»So sprecht Ihr von dem Coitus außerhalb des gebotenen Gefäßes?«
»Und weit Schlimmerem!«
Nun sackte der arme Pfarrer vollends zusammen und schluchzte bittere Tränen.
»So seid Ihr denn ein zweites Mal zur Sünde verführt worden«, sagte ich schließlich und überlegte angestrengt, wie ihm zu helfen sei. Ich allein sah keinen Ausweg, es sei denn, der Succubus hätte sich noch nicht davongemacht. In diesem Fall würde ich natürlich alles tun, um ihn mit Gottes Hilfe zu vertreiben.

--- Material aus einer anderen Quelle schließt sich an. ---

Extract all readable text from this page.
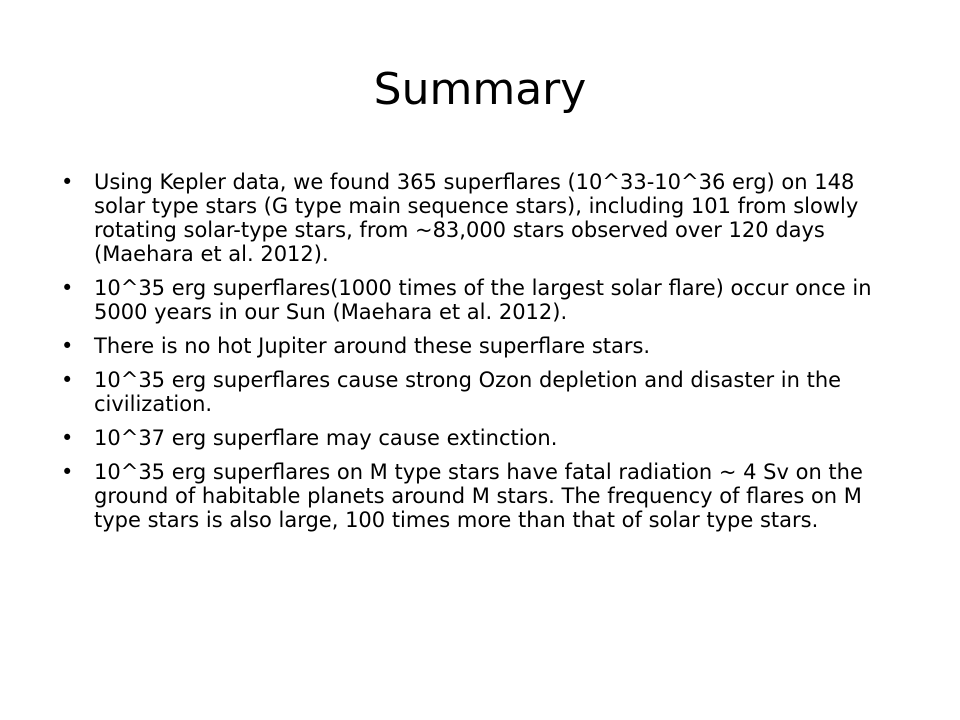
Summary
• Using Kepler data, we found 365 superflares (10^33-10^36 erg) on 148 solar type stars (G type main sequence stars), including 101 from slowly rotating solar-type stars, from ~83,000 stars observed over 120 days (Maehara et al. 2012).
• 10^35 erg superflares(1000 times of the largest solar flare) occur once in 5000 years in our Sun (Maehara et al. 2012).
• There is no hot Jupiter around these superflare stars.
• 10^35 erg superflares cause strong Ozon depletion and disaster in the civilization.
• 10^37 erg superflare may cause extinction.
• 10^35 erg superflares on M type stars have fatal radiation ~ 4 Sv on the ground of habitable planets around M stars. The frequency of flares on M type stars is also large, 100 times more than that of solar type stars.
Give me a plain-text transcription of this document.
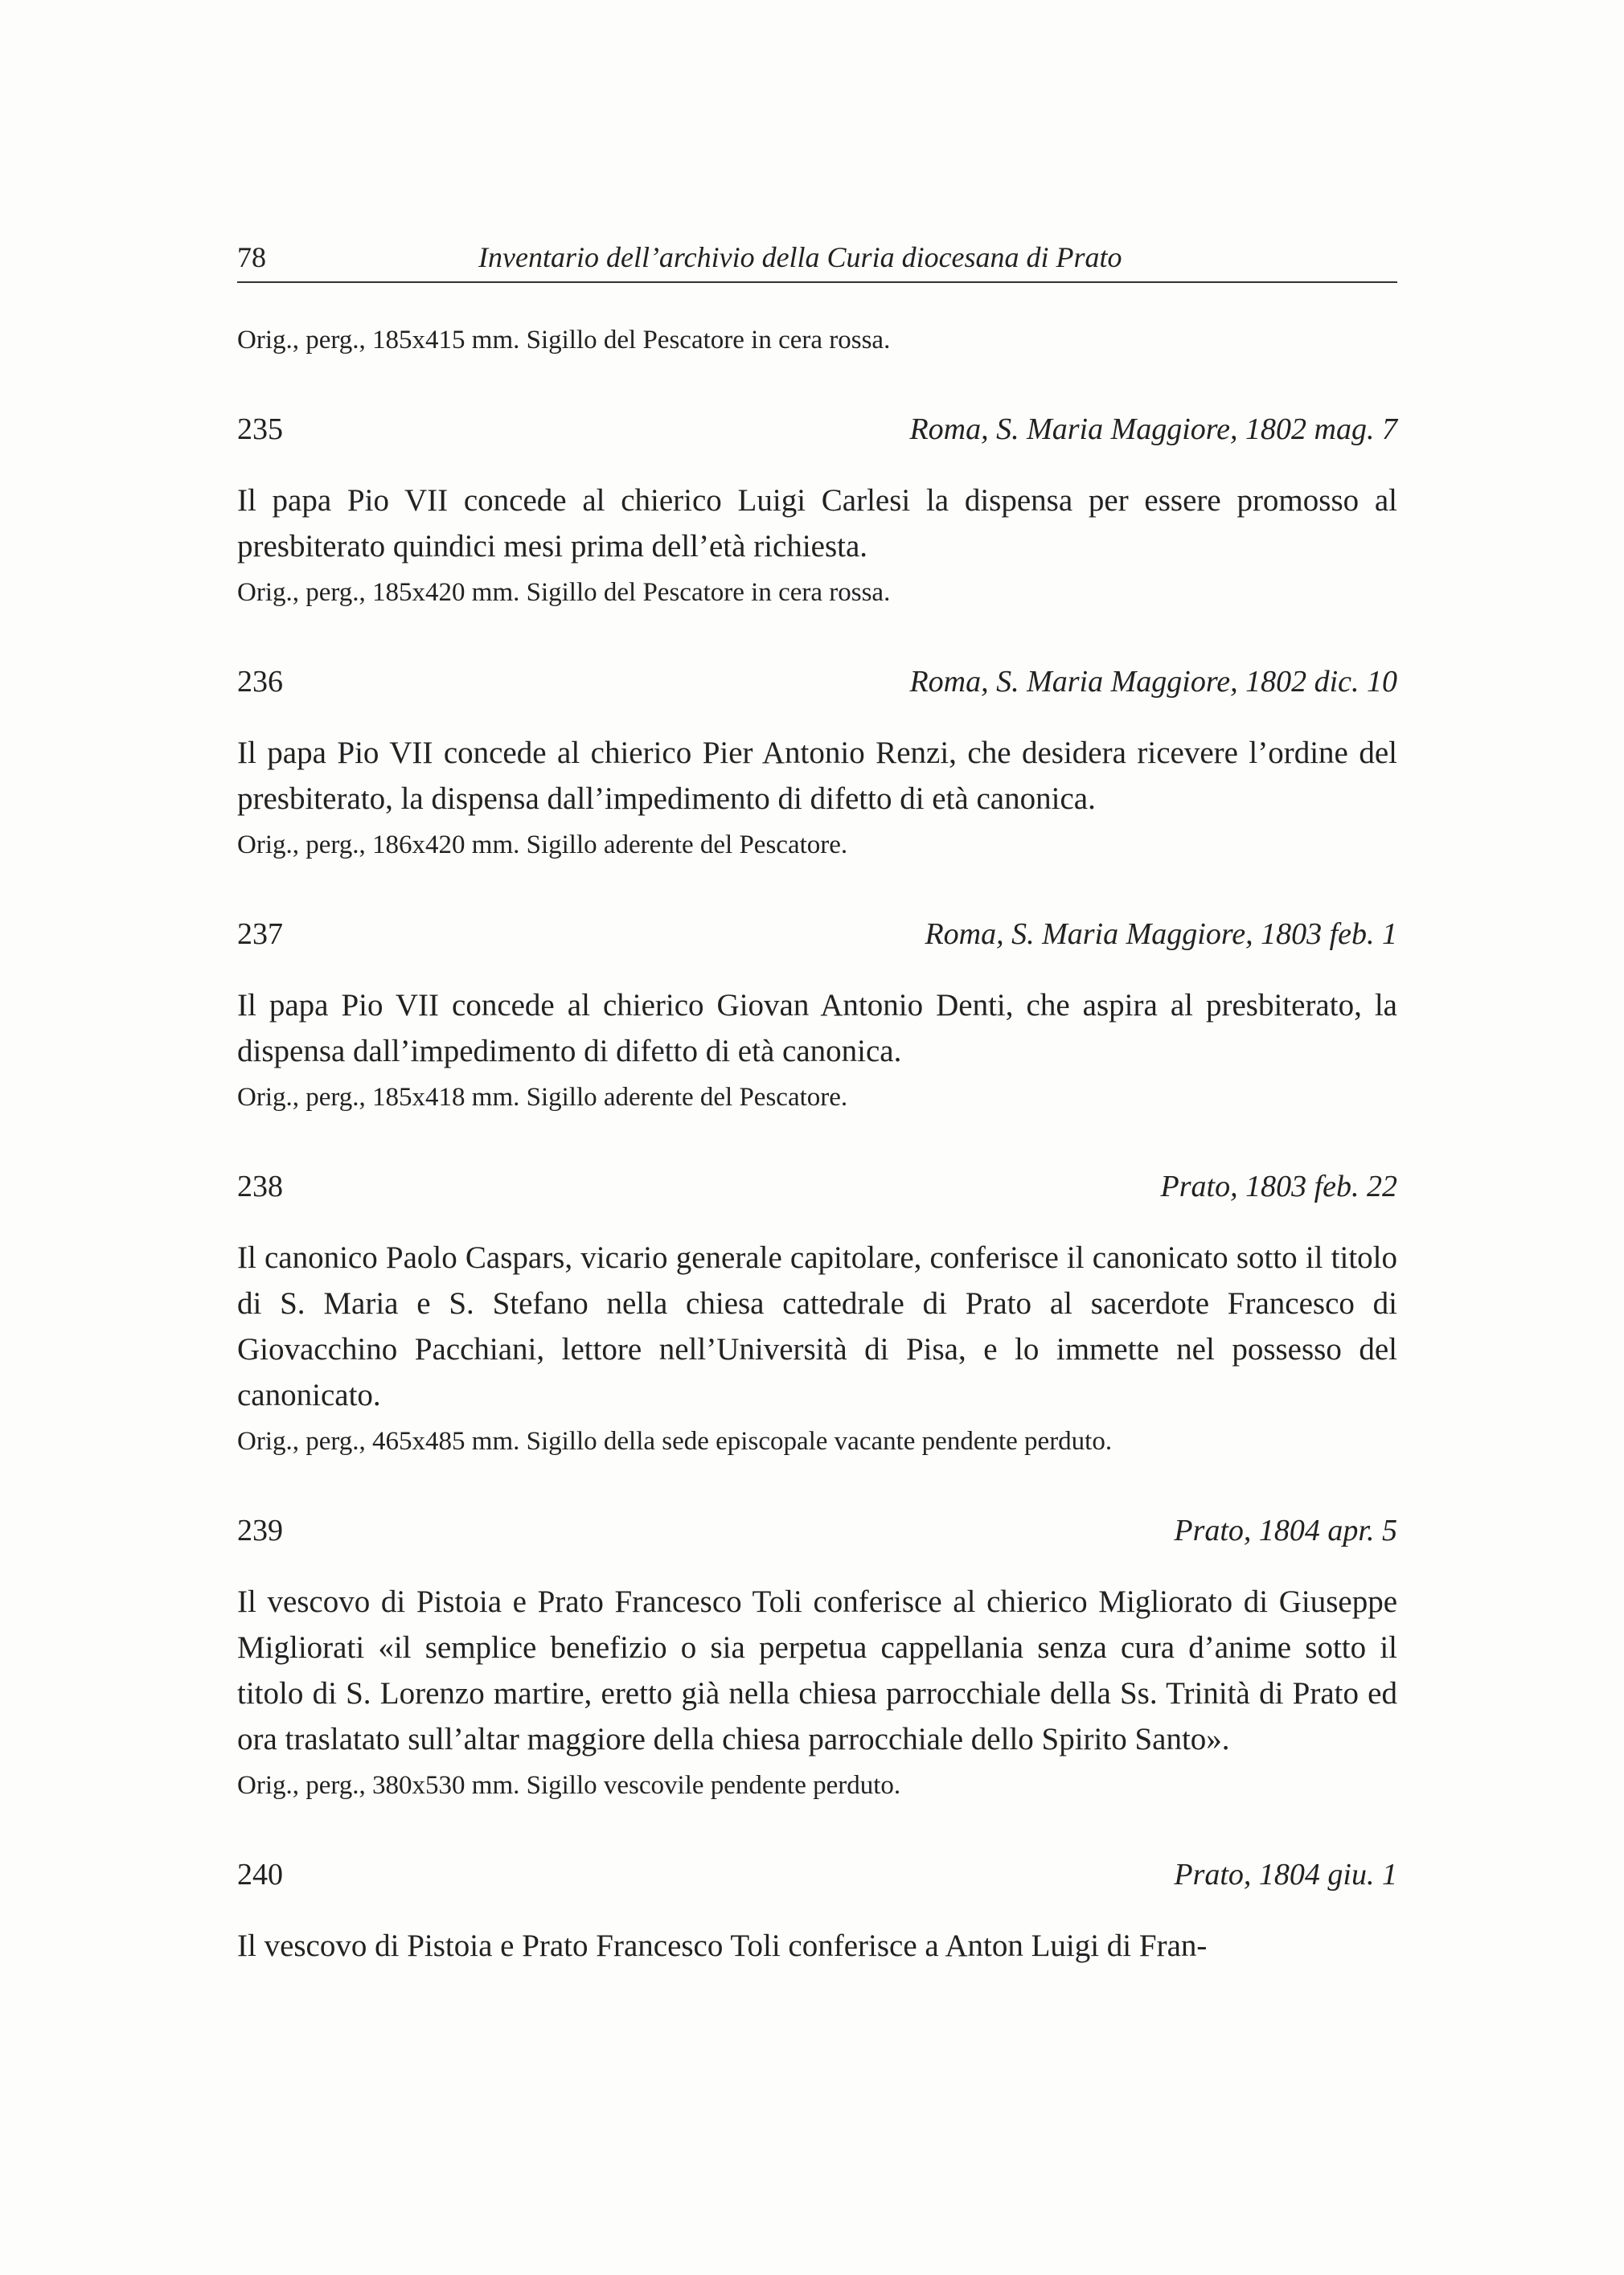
78	Inventario dell’archivio della Curia diocesana di Prato

Orig., perg., 185x415 mm. Sigillo del Pescatore in cera rossa.

235	Roma, S. Maria Maggiore, 1802 mag. 7

Il papa Pio VII concede al chierico Luigi Carlesi la dispensa per essere promosso al presbiterato quindici mesi prima dell’età richiesta.

Orig., perg., 185x420 mm. Sigillo del Pescatore in cera rossa.

236	Roma, S. Maria Maggiore, 1802 dic. 10

Il papa Pio VII concede al chierico Pier Antonio Renzi, che desidera ricevere l’ordine del presbiterato, la dispensa dall’impedimento di difetto di età canonica.

Orig., perg., 186x420 mm. Sigillo aderente del Pescatore.

237	Roma, S. Maria Maggiore, 1803 feb. 1

Il papa Pio VII concede al chierico Giovan Antonio Denti, che aspira al presbiterato, la dispensa dall’impedimento di difetto di età canonica.

Orig., perg., 185x418 mm. Sigillo aderente del Pescatore.

238	Prato, 1803 feb. 22

Il canonico Paolo Caspars, vicario generale capitolare, conferisce il canonicato sotto il titolo di S. Maria e S. Stefano nella chiesa cattedrale di Prato al sacerdote Francesco di Giovacchino Pacchiani, lettore nell’Università di Pisa, e lo immette nel possesso del canonicato.

Orig., perg., 465x485 mm. Sigillo della sede episcopale vacante pendente perduto.

239	Prato, 1804 apr. 5

Il vescovo di Pistoia e Prato Francesco Toli conferisce al chierico Migliorato di Giuseppe Migliorati «il semplice benefizio o sia perpetua cappellania senza cura d’anime sotto il titolo di S. Lorenzo martire, eretto già nella chiesa parrocchiale della Ss. Trinità di Prato ed ora traslatato sull’altar maggiore della chiesa parrocchiale dello Spirito Santo».

Orig., perg., 380x530 mm. Sigillo vescovile pendente perduto.

240	Prato, 1804 giu. 1

Il vescovo di Pistoia e Prato Francesco Toli conferisce a Anton Luigi di Fran-
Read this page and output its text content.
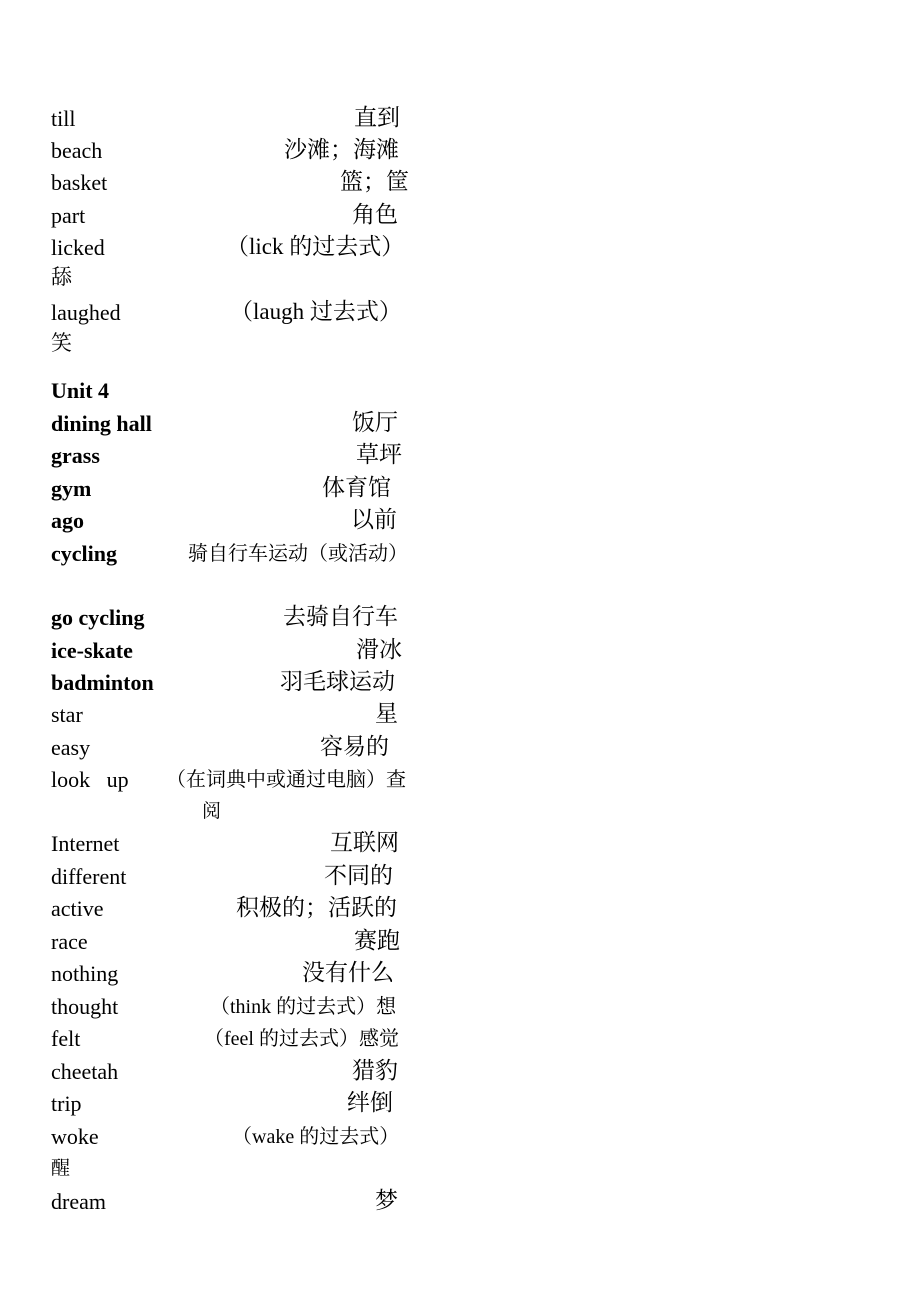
till	直到
beach	沙滩；海滩
basket	篮；筐
part	角色
licked	（lick 的过去式）
舔
laughed	（laugh 过去式）
笑
Unit 4
dining hall	饭厅
grass	草坪
gym	体育馆
ago	以前
cycling	骑自行车运动（或活动）
go cycling	去骑自行车
ice-skate	滑冰
badminton	羽毛球运动
star	星
easy	容易的
look   up （在词典中或通过电脑）查
阅
Internet	互联网
different	不同的
active	积极的；活跃的
race	赛跑
nothing	没有什么
thought	（think 的过去式）想
felt	（feel 的过去式）感觉
cheetah	猎豹
trip	绊倒
woke	（wake 的过去式）
醒
dream	梦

Also fragte ich Coctorius danach, doch er schüttelte erneut den Kopf. »Das alles geschah vor zehn Jahren. Damals schon habe ich mich dem Bischof anvertraut und mich allein seinem Urteil gebeugt. Doch wie verwundert war ich, als er mich von aller Schuld freisprach und sogar zugab, selbst schon dem einen oder anderen Succubus auf den Leim gegangen zu sein!«
Er geriet erneut ins Stocken, sodass ich ihn aufforderte weiterzusprechen.
»Der Bischof veranlasste, dass die Büttel die Bramsche in aller Früh aus ihrem Hause holten und fortbrachten. Es gebe, so sagte der Bischof, einen Ort, in dem ihresgleichen das Kind, das sie unredlich empfangen habe, ohne Aufsehen gebären könne, während sie selbst gleichzeitig geläutert werde und Gottes Gnade empfange.«
»So hat sich doch alles zu Eurem Guten gewendet«, erkannte ich, obwohl mir nicht wohl war bei seinen Worten. Zu oft redeten sich auch Kirchenleute mit Succubi und Hexenwerk heraus, wo es doch nur darum ging, ihrer eigenen Lust zu frönen. Auch wagte ich mir den Ort, an dem womöglich noch weitere Mütter ihre Kinder zur Welt brachten, nicht vorzustellen. Zu sehr hatte ich selbst als Waisenkind im haus zur heiligen dreieinigkeit manches Martyrium durchlitten.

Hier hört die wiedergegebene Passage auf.